バイデン大統領、度重なるミスか本音か…
「中国が攻撃すれば台湾を防御する」
米政府が40年間守った「戦略的曖昧さ」と異なる
8月にも同様の発言…米大統領府「政策は変わっていない」と鎮火に乗り出したことも
米国のジョー・バイデン大統領は21日(現地時間)、台湾が中国から攻撃を受けた場合、台湾を防御すると述べた。米政府が維持してきた「戦略的曖昧さ」を破る発言だ。
バイデン大統領は同日、CNNがボルチモアで主催した対話集会で、ある聴衆が台湾をめぐる米中対立について尋ねると、「私は中国との新冷戦を望んでいない。ただ、我々は退くつもりも、見解を変えるつもりもないことを中国に分かってほしいだけだ」と述べた。
これに対し、司会者のアンダーソン・クーパーが「中国が台湾を攻撃した場合、台湾を防御するということなのか」と尋ねると、バイデン大統領は「そうだ。我々には約束がある」と答えた。

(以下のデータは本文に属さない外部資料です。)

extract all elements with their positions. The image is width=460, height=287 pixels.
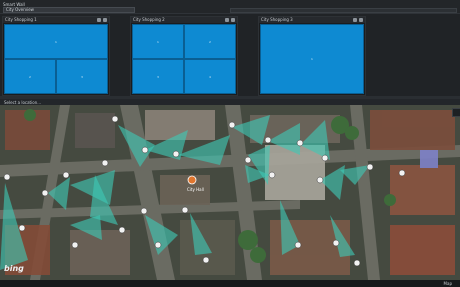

この発言は中国が台湾を攻撃した場合、米国が軍事的に介入できるという意味で、台湾防御に乗り出すかどうかについて明確な立場表明を留保してきた米政府の「戦略的曖昧さ」に反する。
バイデン大統領が述べた「台湾との約束」は、台湾関係法を念頭に置いたものとみられるが、同法に台湾防御の義務は含まれていない。米国は1955年、台湾と米華相互防衛条約を結んだが、1979年に中国と国交を樹立する際、これを廃棄した。その代わり米国は公に、「一つの中国政策」に基づき台湾に対する中国の主権主張を認める一方、台湾関係法に基づき台湾への武器販売などを行うことで台湾の防御力を支えている。米政府は台湾に外部勢力が侵入した場合、軍事的に介入するかどうかについては肯定も否定もしない「戦略的曖昧さ」を維持してきた。
バイデン大統領は昨年8月にも同様の発言をした。彼はABCとのインタビューで、アフガニスタン事態について、北大西洋条約機構(NATO)の集団防衛条項である相互防衛条約第5条に言及し、「日本や韓国、台湾に対しても同じだ」と述べた。当時、バイデン大統領の発言後、ホワイトハウスは「米国の台湾政策は変わっていない」と鎮火に乗り出す場面もあった。今回の発言も公の政策転換として受け止めるにはまだ早い。ただし、バイデン大統領の発言は、台湾で高まっている中国の軍事的圧力に断固として対応すべきという米国内のムードを反映したものとみられる。
最近、中国軍用機数十機が台湾防空識別圏(ADIZ)に進入し、米国やカナダの艦艇が台湾海峡を通過するなど、この地域の緊張が高まっている。